It’s austerity Britain. Money is tight, social climbing is the latest craze and Royal watching is the all-consuming spectator sport. This may sound like the setting for a contemporary drama but it is in fact the backdrop for Betty Blue Eyes, a dazzling new musical based on Alan Bennett’s film A Private Function.

East Anglian Daily Times: Haydn Oakley as Gilbert Chilvers on his way to steal the pig in the musical Betty Blue Eyes which at the New Wolsey TheatreHaydn Oakley as Gilbert Chilvers on his way to steal the pig in the musical Betty Blue Eyes which at the New Wolsey Theatre (Image: Archant)

Set at the end of the Second World War, on the eve of Princess Elizabeth and Prince Philip’s wedding, Betty Blue Eyes tells the story of chiropodist Gilbert Chilver and his overly anxious wife Joyce. They are also saddled with Joyce’s mother who regards Gilbert with deep suspicion and is sure that he is trying to starve her.

Times are tough and the genteel Joyce is forced to give piano lessons to make ends meet. Gilbert currently cycles to his clients but dreams of having a proper surgery on The Parade but the nastily arrogant Dr Swaby, chairman of the town council, doesn’t believe that chiropody is a proper medical profession and Gilbert Chilver is not the sort of person they want in their town.

But, respectable exteriors are not to be trusted and Dr Swaby and the town council are up to nefarious activities after dark. They are breeding a black-market pig, the eponymous Betty Blue Eyes, to serve up to the great and the good at an exclusive dinner to celebrate The Royal Wedding.

Half way through the show Gilbert, played with great charm by Hadyn Oakley, decides that he’s had enough and in a gloriously comic moment he steals the pig and installs it under the stairs at home. His dotty mother-in-law gets the blame for the resulting smells.

Meanwhile there is a government meat inspector on the prowl, armed with a paintbrush, ready to taint unofficial meat and take it out of circulation.

It’s a show full of beautifully drawn characters.
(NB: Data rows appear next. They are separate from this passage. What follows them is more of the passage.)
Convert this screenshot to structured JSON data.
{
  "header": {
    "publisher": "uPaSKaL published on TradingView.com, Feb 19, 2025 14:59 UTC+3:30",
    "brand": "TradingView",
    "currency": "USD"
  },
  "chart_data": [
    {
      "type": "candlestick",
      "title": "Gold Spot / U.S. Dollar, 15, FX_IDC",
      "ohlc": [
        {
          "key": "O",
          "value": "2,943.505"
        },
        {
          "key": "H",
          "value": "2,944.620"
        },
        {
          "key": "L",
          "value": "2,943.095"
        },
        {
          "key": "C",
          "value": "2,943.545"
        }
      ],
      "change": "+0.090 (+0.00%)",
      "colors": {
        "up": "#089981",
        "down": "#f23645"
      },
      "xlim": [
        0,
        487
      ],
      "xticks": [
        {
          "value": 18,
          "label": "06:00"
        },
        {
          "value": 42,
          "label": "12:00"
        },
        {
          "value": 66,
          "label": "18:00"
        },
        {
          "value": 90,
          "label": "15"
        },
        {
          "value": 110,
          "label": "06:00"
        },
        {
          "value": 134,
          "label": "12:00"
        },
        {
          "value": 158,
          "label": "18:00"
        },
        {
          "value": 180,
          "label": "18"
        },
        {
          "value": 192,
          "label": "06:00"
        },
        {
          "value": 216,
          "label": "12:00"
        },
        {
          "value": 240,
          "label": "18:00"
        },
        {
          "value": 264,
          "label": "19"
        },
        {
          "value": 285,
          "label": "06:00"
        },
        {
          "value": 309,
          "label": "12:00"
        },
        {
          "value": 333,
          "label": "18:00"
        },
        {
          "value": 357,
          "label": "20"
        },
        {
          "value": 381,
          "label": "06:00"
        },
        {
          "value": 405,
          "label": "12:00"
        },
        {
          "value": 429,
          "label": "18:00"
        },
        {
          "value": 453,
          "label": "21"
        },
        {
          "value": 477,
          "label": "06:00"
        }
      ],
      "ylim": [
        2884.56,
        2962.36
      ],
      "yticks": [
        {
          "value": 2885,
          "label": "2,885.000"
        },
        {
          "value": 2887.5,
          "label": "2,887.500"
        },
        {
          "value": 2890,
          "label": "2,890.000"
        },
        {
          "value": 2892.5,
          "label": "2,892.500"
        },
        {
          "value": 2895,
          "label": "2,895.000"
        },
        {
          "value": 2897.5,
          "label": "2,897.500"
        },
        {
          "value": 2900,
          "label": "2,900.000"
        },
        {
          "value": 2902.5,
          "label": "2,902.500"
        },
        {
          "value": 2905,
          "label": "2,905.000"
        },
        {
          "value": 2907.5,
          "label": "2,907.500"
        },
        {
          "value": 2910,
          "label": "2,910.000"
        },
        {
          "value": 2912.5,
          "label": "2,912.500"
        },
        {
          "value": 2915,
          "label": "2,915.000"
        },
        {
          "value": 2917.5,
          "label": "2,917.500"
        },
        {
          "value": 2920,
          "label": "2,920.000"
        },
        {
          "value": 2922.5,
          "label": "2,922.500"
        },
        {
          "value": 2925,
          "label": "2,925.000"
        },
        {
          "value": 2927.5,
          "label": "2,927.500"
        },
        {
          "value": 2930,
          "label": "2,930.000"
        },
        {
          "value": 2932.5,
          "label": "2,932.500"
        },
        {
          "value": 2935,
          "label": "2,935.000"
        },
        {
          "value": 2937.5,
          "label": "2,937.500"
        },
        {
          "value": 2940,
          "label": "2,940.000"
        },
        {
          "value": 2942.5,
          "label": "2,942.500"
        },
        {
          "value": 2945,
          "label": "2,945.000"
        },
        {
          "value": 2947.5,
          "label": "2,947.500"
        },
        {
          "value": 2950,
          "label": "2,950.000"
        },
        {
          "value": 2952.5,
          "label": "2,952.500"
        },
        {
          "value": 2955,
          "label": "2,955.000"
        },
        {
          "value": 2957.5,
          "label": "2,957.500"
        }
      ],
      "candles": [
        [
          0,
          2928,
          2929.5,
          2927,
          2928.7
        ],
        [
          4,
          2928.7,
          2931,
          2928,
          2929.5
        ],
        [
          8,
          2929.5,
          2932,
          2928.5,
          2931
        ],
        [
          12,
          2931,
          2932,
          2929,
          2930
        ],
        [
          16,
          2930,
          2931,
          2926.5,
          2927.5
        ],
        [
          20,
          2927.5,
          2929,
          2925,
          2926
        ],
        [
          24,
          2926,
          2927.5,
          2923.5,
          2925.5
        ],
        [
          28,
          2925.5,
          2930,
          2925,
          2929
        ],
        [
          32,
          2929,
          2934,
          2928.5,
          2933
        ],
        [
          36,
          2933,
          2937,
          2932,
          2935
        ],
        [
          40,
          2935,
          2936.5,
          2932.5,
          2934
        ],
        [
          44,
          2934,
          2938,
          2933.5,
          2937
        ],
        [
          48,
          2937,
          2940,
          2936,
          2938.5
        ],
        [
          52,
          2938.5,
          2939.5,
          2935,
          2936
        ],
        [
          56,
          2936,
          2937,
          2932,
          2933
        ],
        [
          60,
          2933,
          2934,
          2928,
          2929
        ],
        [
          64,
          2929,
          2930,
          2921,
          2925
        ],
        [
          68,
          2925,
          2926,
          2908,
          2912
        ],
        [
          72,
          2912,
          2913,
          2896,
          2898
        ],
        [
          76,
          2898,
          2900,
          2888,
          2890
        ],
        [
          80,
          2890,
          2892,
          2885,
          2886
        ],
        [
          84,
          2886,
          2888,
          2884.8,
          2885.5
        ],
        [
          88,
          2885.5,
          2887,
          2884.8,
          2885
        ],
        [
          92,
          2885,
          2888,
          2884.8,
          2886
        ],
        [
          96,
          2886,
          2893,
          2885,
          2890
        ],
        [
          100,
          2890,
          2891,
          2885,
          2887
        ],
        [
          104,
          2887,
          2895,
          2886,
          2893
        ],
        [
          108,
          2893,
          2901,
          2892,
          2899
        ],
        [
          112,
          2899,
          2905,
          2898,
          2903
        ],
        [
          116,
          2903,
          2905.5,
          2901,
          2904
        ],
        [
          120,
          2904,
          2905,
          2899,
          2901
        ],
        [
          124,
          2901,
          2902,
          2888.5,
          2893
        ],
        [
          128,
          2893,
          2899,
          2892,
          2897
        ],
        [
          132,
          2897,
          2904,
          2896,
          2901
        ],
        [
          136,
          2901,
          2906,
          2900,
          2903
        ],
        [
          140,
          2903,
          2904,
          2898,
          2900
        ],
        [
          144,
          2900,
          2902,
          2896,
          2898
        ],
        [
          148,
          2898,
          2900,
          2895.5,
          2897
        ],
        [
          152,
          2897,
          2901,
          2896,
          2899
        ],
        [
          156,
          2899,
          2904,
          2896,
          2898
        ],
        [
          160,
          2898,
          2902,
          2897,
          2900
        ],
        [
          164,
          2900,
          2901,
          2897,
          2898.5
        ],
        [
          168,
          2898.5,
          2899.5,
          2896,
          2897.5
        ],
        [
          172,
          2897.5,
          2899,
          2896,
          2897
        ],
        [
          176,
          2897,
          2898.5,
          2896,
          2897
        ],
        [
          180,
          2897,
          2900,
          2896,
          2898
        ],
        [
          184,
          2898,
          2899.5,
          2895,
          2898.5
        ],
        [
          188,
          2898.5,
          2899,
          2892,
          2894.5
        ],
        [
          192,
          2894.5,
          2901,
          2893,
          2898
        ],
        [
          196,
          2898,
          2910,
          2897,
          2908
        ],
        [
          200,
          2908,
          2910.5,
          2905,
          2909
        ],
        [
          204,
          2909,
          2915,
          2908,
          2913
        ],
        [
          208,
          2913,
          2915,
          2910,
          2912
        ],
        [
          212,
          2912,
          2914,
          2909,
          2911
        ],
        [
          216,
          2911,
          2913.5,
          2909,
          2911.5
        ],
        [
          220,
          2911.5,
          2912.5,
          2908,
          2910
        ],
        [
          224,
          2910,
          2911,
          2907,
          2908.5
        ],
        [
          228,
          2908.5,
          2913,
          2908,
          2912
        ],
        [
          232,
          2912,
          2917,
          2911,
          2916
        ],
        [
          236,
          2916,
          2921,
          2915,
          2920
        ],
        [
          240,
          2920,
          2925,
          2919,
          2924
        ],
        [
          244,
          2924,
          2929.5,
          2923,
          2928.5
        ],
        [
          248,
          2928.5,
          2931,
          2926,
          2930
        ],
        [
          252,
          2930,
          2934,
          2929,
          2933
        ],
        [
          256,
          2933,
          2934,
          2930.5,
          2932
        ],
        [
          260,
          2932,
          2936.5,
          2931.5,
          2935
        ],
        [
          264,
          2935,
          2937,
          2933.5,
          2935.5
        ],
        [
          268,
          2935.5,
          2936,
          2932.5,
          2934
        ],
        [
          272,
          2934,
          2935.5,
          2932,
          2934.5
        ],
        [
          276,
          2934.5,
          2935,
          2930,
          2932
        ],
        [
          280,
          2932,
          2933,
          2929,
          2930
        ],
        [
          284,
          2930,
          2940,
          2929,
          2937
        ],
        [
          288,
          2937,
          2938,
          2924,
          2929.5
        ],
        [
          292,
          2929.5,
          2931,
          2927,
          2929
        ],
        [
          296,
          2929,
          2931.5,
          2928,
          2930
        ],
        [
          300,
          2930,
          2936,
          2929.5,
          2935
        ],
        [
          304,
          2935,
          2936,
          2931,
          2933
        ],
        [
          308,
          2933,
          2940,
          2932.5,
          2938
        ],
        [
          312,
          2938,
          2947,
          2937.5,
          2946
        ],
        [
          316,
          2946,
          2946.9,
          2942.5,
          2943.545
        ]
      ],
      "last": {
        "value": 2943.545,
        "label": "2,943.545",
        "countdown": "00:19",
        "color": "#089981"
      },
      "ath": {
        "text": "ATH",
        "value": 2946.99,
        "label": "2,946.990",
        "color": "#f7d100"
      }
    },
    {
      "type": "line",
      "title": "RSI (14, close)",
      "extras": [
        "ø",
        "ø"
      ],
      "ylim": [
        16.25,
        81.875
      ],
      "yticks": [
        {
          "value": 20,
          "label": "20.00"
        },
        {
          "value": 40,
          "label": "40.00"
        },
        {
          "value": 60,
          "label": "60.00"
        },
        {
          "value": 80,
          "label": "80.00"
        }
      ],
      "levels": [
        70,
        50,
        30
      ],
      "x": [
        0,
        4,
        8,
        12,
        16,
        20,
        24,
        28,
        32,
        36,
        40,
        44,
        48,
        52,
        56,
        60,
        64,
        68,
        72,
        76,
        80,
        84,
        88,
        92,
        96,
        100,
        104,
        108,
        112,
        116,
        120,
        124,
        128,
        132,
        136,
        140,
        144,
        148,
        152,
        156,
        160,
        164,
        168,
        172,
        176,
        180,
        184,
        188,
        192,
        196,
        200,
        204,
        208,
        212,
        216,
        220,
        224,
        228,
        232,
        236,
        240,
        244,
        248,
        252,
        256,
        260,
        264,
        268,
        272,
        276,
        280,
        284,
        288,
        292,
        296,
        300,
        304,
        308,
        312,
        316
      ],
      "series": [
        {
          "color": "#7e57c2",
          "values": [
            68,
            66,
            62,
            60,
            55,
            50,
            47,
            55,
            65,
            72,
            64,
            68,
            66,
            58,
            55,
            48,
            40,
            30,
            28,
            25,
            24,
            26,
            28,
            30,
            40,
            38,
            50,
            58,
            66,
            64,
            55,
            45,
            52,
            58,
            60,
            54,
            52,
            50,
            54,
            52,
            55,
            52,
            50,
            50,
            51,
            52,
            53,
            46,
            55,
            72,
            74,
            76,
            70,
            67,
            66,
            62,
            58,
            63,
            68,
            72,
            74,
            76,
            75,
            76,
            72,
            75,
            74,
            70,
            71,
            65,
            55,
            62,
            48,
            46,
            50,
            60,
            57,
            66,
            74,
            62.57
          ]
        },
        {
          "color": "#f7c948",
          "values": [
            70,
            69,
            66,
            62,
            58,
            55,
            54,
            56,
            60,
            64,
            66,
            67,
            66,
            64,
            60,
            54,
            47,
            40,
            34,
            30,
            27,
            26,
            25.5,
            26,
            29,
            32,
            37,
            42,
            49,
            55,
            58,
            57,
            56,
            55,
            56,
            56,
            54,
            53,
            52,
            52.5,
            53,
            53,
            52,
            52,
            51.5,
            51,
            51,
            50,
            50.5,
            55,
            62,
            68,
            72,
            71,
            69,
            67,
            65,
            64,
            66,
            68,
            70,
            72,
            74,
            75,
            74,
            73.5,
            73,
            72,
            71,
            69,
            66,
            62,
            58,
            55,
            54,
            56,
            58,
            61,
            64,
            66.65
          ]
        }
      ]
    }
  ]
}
Joyce and her mother, played by Amy Booth-Steel and Sally Mates, form a particularly enjoyable partnership. And the three-way song Pig, No Pig, with Hadyn Oakley is a total joy.

The music by George Stiles and Anthony Drewe manages that difficult trick of allowing the show to sound contemporary while also anchoring it securely in the late 1940s.

I first saw the show in the West End but it works much better scaled down for the regional theatre stage. Betty, herself, owes a huge debt to the pioneering work of WarHorse, as she is realised by a deceptively simple rod puppet and as a result is much more active than her one-ton West End counterpart.

In fact the whole show works better as a scaled down regional tour. It has much more energy and director Daniel Buckroyd marshals the action with great imagination.

It’s a cracking show and its great that this is another East Anglian show heading out on a national tour.